The US government, WFP and the UN will send in more of me when I am murdered, raped, or attacked. When my family who established important parts of this country (The Argus comes to mind, or an ancestor who fought with Shaka, or my honoured father…) is taken out. And the love of my life, who just wants to establish a solid family grounding, is seen as an The Enemy. When all my friends have “globalised” or outdebated themselves and moved on or become lost to savage events.

Today I feel we will all just sift into the oblivion of this country, whose leader was out for a Renaissance and forgot his people in the meantime.

6 comments:

fuzzy logic said...

Champs - hearing you say this is heartbreaking. You're my barometer of how things are in SA - if you lose hope, there is no hope!

noodle said...

It's so strange. With all the constant violent crime and corruption and poverty in this country, its the recent xenophobic violence that frightens and saddens me the most.

Champagne Heathen said...

Fuzzles - and a trip to glorious 1st world Europe is not going to help my despondency. Let's see what tomorrow's march brings... it usually helps rebuild a sense of solidarity. But how many more times can I go up and down the "patriotic what-if".... Too late in the week to be thinking. Gonna stop this now!

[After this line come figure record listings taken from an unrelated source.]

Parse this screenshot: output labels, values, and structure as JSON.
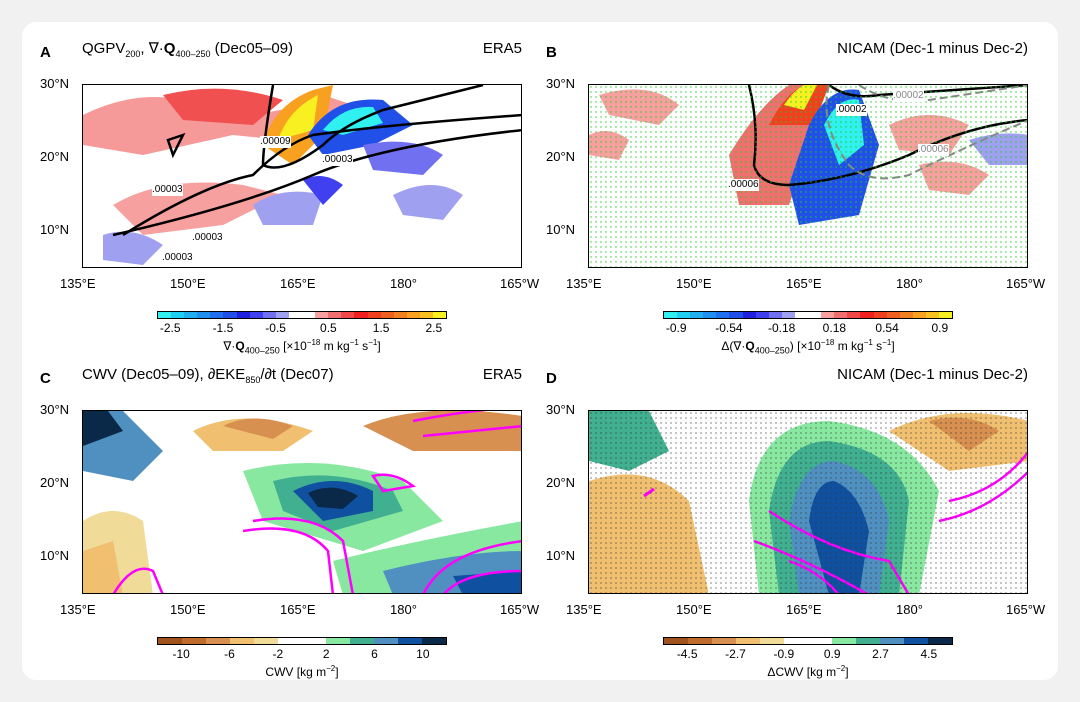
{
  "panels": [
    {
      "label": "A",
      "title_main": "QGPV",
      "title_sub": "200",
      "title_rest": ", ∇·",
      "title_bold": "Q",
      "title_sub2": "400–250",
      "title_end": " (Dec05–09)",
      "source": "ERA5",
      "contour_labels": [
        ".00003",
        ".00003",
        ".00003",
        ".00009",
        ".00003"
      ],
      "colorbar": {
        "ticks": [
          "-2.5",
          "-1.5",
          "-0.5",
          "0.5",
          "1.5",
          "2.5"
        ],
        "label_pre": "∇·",
        "label_bold": "Q",
        "label_sub": "400–250",
        "label_post": " [×10",
        "label_exp": "−18",
        "label_end": " m kg",
        "label_exp2": "−1",
        "label_end2": " s",
        "label_exp3": "−1",
        "label_close": "]",
        "colors": [
          "#30f0f0",
          "#20d0f0",
          "#20b0f0",
          "#2090f0",
          "#2070f0",
          "#2050e8",
          "#2020e0",
          "#4040f0",
          "#7070f0",
          "#a0a0f0",
          "#ffffff",
          "#ffffff",
          "#f8a0a0",
          "#f07070",
          "#f04848",
          "#f02020",
          "#f04020",
          "#f06020",
          "#f08020",
          "#f8a020",
          "#f8c020",
          "#f8f020"
        ]
      }
    },
    {
      "label": "B",
      "source": "NICAM (Dec-1 minus Dec-2)",
      "contour_labels": [
        ".00006",
        ".00006",
        ".00002",
        ".00002"
      ],
      "colorbar": {
        "ticks": [
          "-0.9",
          "-0.54",
          "-0.18",
          "0.18",
          "0.54",
          "0.9"
        ],
        "label_pre": "Δ(∇·",
        "label_bold": "Q",
        "label_sub": "400–250",
        "label_post": ") [×10",
        "label_exp": "−18",
        "label_end": " m kg",
        "label_exp2": "−1",
        "label_end2": " s",
        "label_exp3": "−1",
        "label_close": "]",
        "colors": [
          "#30f0f0",
          "#20d0f0",
          "#20b0f0",
          "#2090f0",
          "#2070f0",
          "#2050e8",
          "#2020e0",
          "#4040f0",
          "#7070f0",
          "#a0a0f0",
          "#ffffff",
          "#ffffff",
          "#f8a0a0",
          "#f07070",
          "#f04848",
          "#f02020",
          "#f04020",
          "#f06020",
          "#f08020",
          "#f8a020",
          "#f8c020",
          "#f8f020"
        ]
      }
    },
    {
      "label": "C",
      "title_a": "CWV (Dec05–09), ∂EKE",
      "title_sub": "850",
      "title_b": "/∂t (Dec07)",
      "source": "ERA5",
      "colorbar": {
        "ticks": [
          "-10",
          "-6",
          "-2",
          "2",
          "6",
          "10"
        ],
        "label": "CWV [kg m",
        "label_exp": "−2",
        "label_close": "]",
        "colors": [
          "#a0521c",
          "#c06a2c",
          "#d89050",
          "#f0c070",
          "#f0dc98",
          "#ffffff",
          "#ffffff",
          "#88e8a0",
          "#40b090",
          "#5090c0",
          "#1050a0",
          "#0a2848"
        ]
      }
    },
    {
      "label": "D",
      "source": "NICAM (Dec-1 minus Dec-2)",
      "colorbar": {
        "ticks": [
          "-4.5",
          "-2.7",
          "-0.9",
          "0.9",
          "2.7",
          "4.5"
        ],
        "label": "ΔCWV [kg m",
        "label_exp": "−2",
        "label_close": "]",
        "colors": [
          "#a0521c",
          "#c06a2c",
          "#d89050",
          "#f0c070",
          "#f0dc98",
          "#ffffff",
          "#ffffff",
          "#88e8a0",
          "#40b090",
          "#5090c0",
          "#1050a0",
          "#0a2848"
        ]
      }
    }
  ],
  "axes": {
    "x_ticks": [
      "135°E",
      "150°E",
      "165°E",
      "180°",
      "165°W"
    ],
    "y_ticks": [
      "30°N",
      "20°N",
      "10°N"
    ]
  },
  "colors": {
    "contour_positive": "#000000",
    "contour_nicam": "#888888",
    "eke_contour": "#ff00ff",
    "stipple": "#22cc22"
  }
}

Noodles - good point. Why this? It's not like it hits any closer to home? Maybe because a mob is so "unruly", so illogical, but so powerful. A mob is so easily turned, and could so easily be turned on your "identity group". Or at least with crime you can say, well they wanted that material thing, but this is so senseless...to burn a man because of your own frustration?

Anonymous said...

Champers darling!!!! I can't comment on blogspots from work, so am finally catching up. Firstly, I've been interested to read your take on the X violence. The cynic in me wonders why it takes a crisis for us to act. Over and over again. Humanity charities have been asking for help with this issue (letters to govt., assisting foreigners get papers, support of the homeless etc...PLUS, supporting our own people) and it's only NOW that we haul out the blankets, oil and salt. Eish. I'm as guilty as the next person. But we live such ostrich lives, I'm always more surprised at the outrage and shock, than at the actual horror of it all.

As for your delicious boy - YAY for you, chiquita! He sounds fab. And I would be a packet tuna camper too. It's half the fun. I reckon those other chicks would be camp widdows if they didn't spend as much time with their men in the bush.

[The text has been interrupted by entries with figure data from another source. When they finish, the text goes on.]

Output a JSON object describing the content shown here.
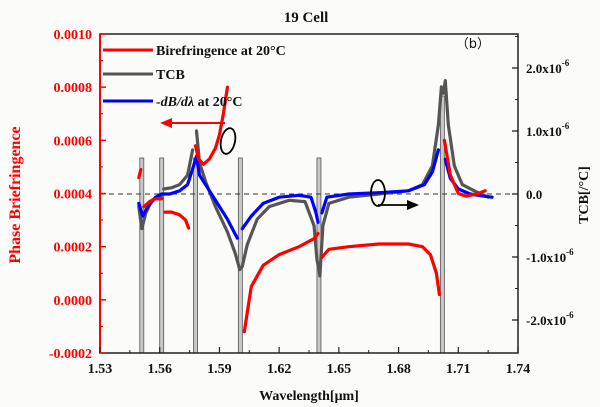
{
  "chart_data": {
    "type": "line",
    "title": "19 Cell",
    "panel_label": "（b）",
    "xlabel": "Wavelength[μm]",
    "ylabel_left": "Phase Briefringence",
    "ylabel_right": "TCB[/°C]",
    "xlim": [
      1.53,
      1.74
    ],
    "ylim_left": [
      -0.0002,
      0.001
    ],
    "ylim_right": [
      -2.5e-06,
      2.5e-06
    ],
    "x_ticks": [
      "1.53",
      "1.56",
      "1.59",
      "1.62",
      "1.65",
      "1.68",
      "1.71",
      "1.74"
    ],
    "x_tick_values": [
      1.53,
      1.56,
      1.59,
      1.62,
      1.65,
      1.68,
      1.71,
      1.74
    ],
    "left_ticks": [
      "0.0010",
      "0.0008",
      "0.0006",
      "0.0004",
      "0.0002",
      "0.0000",
      "-0.0002"
    ],
    "left_tick_values": [
      0.001,
      0.0008,
      0.0006,
      0.0004,
      0.0002,
      0.0,
      -0.0002
    ],
    "right_ticks": [
      {
        "base": "2.0x10",
        "exp": "-6",
        "value": 2e-06
      },
      {
        "base": "1.0x10",
        "exp": "-6",
        "value": 1e-06
      },
      {
        "base": "0.0",
        "exp": "",
        "value": 0
      },
      {
        "base": "-1.0x10",
        "exp": "-6",
        "value": -1e-06
      },
      {
        "base": "-2.0x10",
        "exp": "-6",
        "value": -2e-06
      }
    ],
    "grid": false,
    "legend_position": "top-left",
    "legend": [
      {
        "label": "Birefringence at 20°C",
        "color": "#ff0000"
      },
      {
        "label": "TCB",
        "color": "#555555"
      },
      {
        "label": "-dB/dλ at 20°C",
        "color": "#0000ff",
        "italic_part": "-dB/dλ",
        "rest": " at 20°C"
      }
    ],
    "reference_line": {
      "axis": "right",
      "value": 0,
      "style": "dashed"
    },
    "resonance_markers_um": [
      1.551,
      1.561,
      1.578,
      1.6005,
      1.64,
      1.702
    ],
    "series": [
      {
        "name": "Birefringence at 20°C",
        "axis": "left",
        "color": "#ff0000",
        "segments": [
          [
            [
              1.5495,
              0.00046
            ],
            [
              1.5505,
              0.00049
            ]
          ],
          [
            [
              1.552,
              0.00035
            ],
            [
              1.555,
              0.00037
            ],
            [
              1.558,
              0.00038
            ],
            [
              1.561,
              0.00038
            ]
          ],
          [
            [
              1.5625,
              0.00033
            ],
            [
              1.566,
              0.00033
            ],
            [
              1.57,
              0.00032
            ],
            [
              1.573,
              0.0003
            ],
            [
              1.5745,
              0.00027
            ]
          ],
          [
            [
              1.578,
              0.00058
            ],
            [
              1.5795,
              0.00053
            ],
            [
              1.582,
              0.00051
            ],
            [
              1.585,
              0.00053
            ],
            [
              1.588,
              0.00057
            ],
            [
              1.59,
              0.00062
            ],
            [
              1.592,
              0.0007
            ],
            [
              1.594,
              0.0008
            ]
          ],
          [
            [
              1.6025,
              -0.00012
            ],
            [
              1.606,
              5e-05
            ],
            [
              1.612,
              0.00013
            ],
            [
              1.62,
              0.00017
            ],
            [
              1.63,
              0.0002
            ],
            [
              1.6375,
              0.00023
            ],
            [
              1.6395,
              0.00025
            ]
          ],
          [
            [
              1.6415,
              0.00016
            ],
            [
              1.645,
              0.00019
            ],
            [
              1.655,
              0.0002
            ],
            [
              1.67,
              0.00021
            ],
            [
              1.685,
              0.00021
            ],
            [
              1.692,
              0.0002
            ],
            [
              1.696,
              0.00017
            ],
            [
              1.699,
              0.0001
            ],
            [
              1.7005,
              2e-05
            ]
          ],
          [
            [
              1.703,
              0.0006
            ],
            [
              1.706,
              0.00047
            ],
            [
              1.71,
              0.0004
            ],
            [
              1.714,
              0.00039
            ],
            [
              1.72,
              0.0004
            ],
            [
              1.7235,
              0.00041
            ]
          ]
        ]
      },
      {
        "name": "TCB",
        "axis": "right",
        "color": "#555555",
        "segments": [
          [
            [
              1.5495,
              -2e-07
            ],
            [
              1.551,
              -5.5e-07
            ],
            [
              1.553,
              -3e-07
            ],
            [
              1.556,
              -1e-07
            ],
            [
              1.559,
              -5e-08
            ],
            [
              1.561,
              -5e-08
            ]
          ],
          [
            [
              1.562,
              8e-08
            ],
            [
              1.566,
              1e-07
            ],
            [
              1.57,
              1.5e-07
            ],
            [
              1.574,
              3e-07
            ],
            [
              1.5765,
              7e-07
            ]
          ],
          [
            [
              1.5785,
              1e-06
            ],
            [
              1.58,
              5e-07
            ],
            [
              1.583,
              2e-07
            ],
            [
              1.588,
              -2e-07
            ],
            [
              1.594,
              -6e-07
            ],
            [
              1.598,
              -9.5e-07
            ],
            [
              1.6002,
              -1.2e-06
            ],
            [
              1.6015,
              -1.15e-06
            ],
            [
              1.604,
              -8e-07
            ],
            [
              1.609,
              -4e-07
            ],
            [
              1.615,
              -2e-07
            ],
            [
              1.625,
              -1e-07
            ],
            [
              1.633,
              -1.2e-07
            ],
            [
              1.6375,
              -5e-07
            ],
            [
              1.639,
              -1.05e-06
            ],
            [
              1.64,
              -1.2e-06
            ],
            [
              1.6405,
              -1.3e-06
            ],
            [
              1.642,
              -5e-07
            ],
            [
              1.645,
              -1.5e-07
            ],
            [
              1.655,
              -5e-08
            ],
            [
              1.67,
              0.0
            ],
            [
              1.685,
              5e-08
            ],
            [
              1.692,
              1.5e-07
            ],
            [
              1.697,
              4.5e-07
            ],
            [
              1.7,
              1.1e-06
            ],
            [
              1.7015,
              1.7e-06
            ],
            [
              1.7025,
              1.6e-06
            ],
            [
              1.7035,
              1.8e-06
            ],
            [
              1.705,
              1.1e-06
            ],
            [
              1.708,
              4.5e-07
            ],
            [
              1.712,
              1.5e-07
            ],
            [
              1.718,
              5e-08
            ],
            [
              1.725,
              -5e-08
            ]
          ]
        ]
      },
      {
        "name": "-dB/dλ at 20°C",
        "axis": "right",
        "color": "#0000ff",
        "segments": [
          [
            [
              1.5495,
              -1.5e-07
            ],
            [
              1.5515,
              -3.5e-07
            ],
            [
              1.554,
              -2e-07
            ],
            [
              1.558,
              -5e-08
            ],
            [
              1.561,
              0.0
            ],
            [
              1.565,
              0.0
            ],
            [
              1.57,
              5e-08
            ],
            [
              1.574,
              1.5e-07
            ],
            [
              1.577,
              4.5e-07
            ],
            [
              1.5785,
              6e-07
            ],
            [
              1.58,
              3e-07
            ],
            [
              1.584,
              1e-07
            ],
            [
              1.589,
              -1.5e-07
            ],
            [
              1.594,
              -4e-07
            ],
            [
              1.599,
              -7e-07
            ]
          ],
          [
            [
              1.6015,
              -5.5e-07
            ],
            [
              1.606,
              -3.5e-07
            ],
            [
              1.612,
              -1.5e-07
            ],
            [
              1.62,
              -5e-08
            ],
            [
              1.63,
              -2e-08
            ],
            [
              1.636,
              -5e-08
            ],
            [
              1.6385,
              -3e-07
            ],
            [
              1.6395,
              -4.5e-07
            ]
          ],
          [
            [
              1.6415,
              -3e-07
            ],
            [
              1.644,
              -5e-08
            ],
            [
              1.655,
              0.0
            ],
            [
              1.67,
              2e-08
            ],
            [
              1.685,
              5e-08
            ],
            [
              1.693,
              1.5e-07
            ],
            [
              1.697,
              3.5e-07
            ],
            [
              1.7,
              7e-07
            ]
          ],
          [
            [
              1.7035,
              5.5e-07
            ],
            [
              1.706,
              2.5e-07
            ],
            [
              1.71,
              8e-08
            ],
            [
              1.716,
              0.0
            ],
            [
              1.722,
              -3e-08
            ],
            [
              1.727,
              -5e-08
            ]
          ]
        ]
      }
    ],
    "annotations": [
      {
        "text": "arrow-left",
        "meaning": "red curve uses left axis",
        "type": "ellipse-arrow"
      },
      {
        "text": "arrow-right",
        "meaning": "TCB curves use right axis",
        "type": "ellipse-arrow"
      }
    ]
  }
}
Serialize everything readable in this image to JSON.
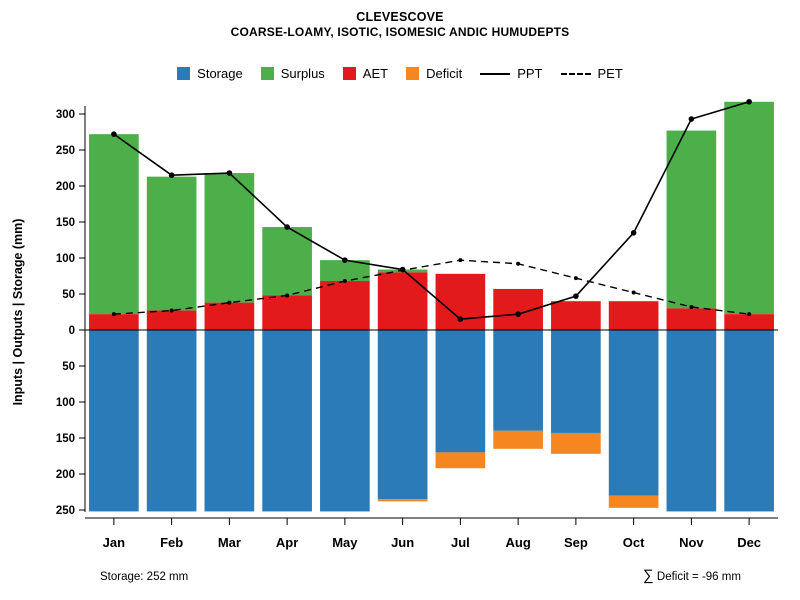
{
  "title": "CLEVESCOVE",
  "subtitle": "COARSE-LOAMY, ISOTIC, ISOMESIC ANDIC HUMUDEPTS",
  "legend": {
    "items": [
      {
        "label": "Storage",
        "color": "#2b7bb9",
        "type": "box"
      },
      {
        "label": "Surplus",
        "color": "#4daf4a",
        "type": "box"
      },
      {
        "label": "AET",
        "color": "#e31a1c",
        "type": "box"
      },
      {
        "label": "Deficit",
        "color": "#f6861f",
        "type": "box"
      },
      {
        "label": "PPT",
        "color": "#000000",
        "type": "line-solid"
      },
      {
        "label": "PET",
        "color": "#000000",
        "type": "line-dashed"
      }
    ]
  },
  "chart_data": {
    "type": "bar",
    "title": "CLEVESCOVE",
    "subtitle": "COARSE-LOAMY, ISOTIC, ISOMESIC ANDIC HUMUDEPTS",
    "categories": [
      "Jan",
      "Feb",
      "Mar",
      "Apr",
      "May",
      "Jun",
      "Jul",
      "Aug",
      "Sep",
      "Oct",
      "Nov",
      "Dec"
    ],
    "series": [
      {
        "name": "AET",
        "type": "bar-up",
        "color": "#e31a1c",
        "values": [
          22,
          27,
          38,
          48,
          68,
          80,
          78,
          57,
          40,
          40,
          30,
          22
        ]
      },
      {
        "name": "Surplus",
        "type": "bar-up-stacked",
        "color": "#4daf4a",
        "values": [
          250,
          186,
          180,
          95,
          29,
          4,
          0,
          0,
          0,
          0,
          247,
          295
        ]
      },
      {
        "name": "Storage",
        "type": "bar-down",
        "color": "#2b7bb9",
        "values": [
          252,
          252,
          252,
          252,
          252,
          235,
          170,
          140,
          143,
          230,
          252,
          252
        ]
      },
      {
        "name": "Deficit",
        "type": "bar-down-stacked",
        "color": "#f6861f",
        "values": [
          0,
          0,
          0,
          0,
          0,
          3,
          22,
          25,
          29,
          17,
          0,
          0
        ]
      },
      {
        "name": "PPT",
        "type": "line",
        "style": "solid",
        "color": "#000000",
        "values": [
          272,
          215,
          218,
          143,
          97,
          84,
          15,
          22,
          47,
          135,
          293,
          317
        ]
      },
      {
        "name": "PET",
        "type": "line",
        "style": "dashed",
        "color": "#000000",
        "values": [
          22,
          27,
          38,
          48,
          68,
          83,
          97,
          92,
          72,
          52,
          32,
          22
        ]
      }
    ],
    "ylabel": "Inputs | Outputs | Storage (mm)",
    "xlabel": "",
    "y_upper_ticks": [
      0,
      50,
      100,
      150,
      200,
      250,
      300
    ],
    "y_lower_ticks": [
      50,
      100,
      150,
      200,
      250
    ],
    "y_upper_max": 330,
    "y_lower_max": 260,
    "grid": false,
    "legend_position": "top"
  },
  "footer": {
    "storage_note": "Storage: 252 mm",
    "deficit_sigma": "∑",
    "deficit_text": " Deficit = -96 mm"
  }
}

As for Sarah Britten - she's fucken hilarious. Man. And emigrating? Sjoe. I can't say I'm not tempted. I'm tired of feeling like I'm living on a knife's edge. But not just yet...I can't bare the thought of leaving this place. The place where my heart lives.

And what fuz says....

Insane Insomniac said...

Seems as if the shit has really hit the fan over there...
Even Corey Taylor (him of Slipknot) made a mention of the kak there in his column in RockSound. eish!

Champagne Heathen said...

Dolce! As long as I know you are around and reading! ...hell, I can comment on your blog but often don't end up commenting, but I am always reading!

I remember blogging about 2 years ago now about the Somalians being burnt in the Eastern Cape. Them & the Eritreans have bene targets to blind violence for years now, but we always left it as isolated.
So, did it really take us by surprise?
Also, what is worrying me, is that normal organisations who start their winter collections now won't receive their annual quota of donated blankets & tinned food. People only have so much to give in a year. Or do we?
And I think we have to live ostrich lives at times, we'd go mad & insane if we kept up the stress levels the nation is currently feeling.

And as for the man... yeah, loving him more than ever this morning :)

Insanity - the atmosphere is intense but "lost"... almost defeated in how to fight against this. All we can do is donate, and patch things up.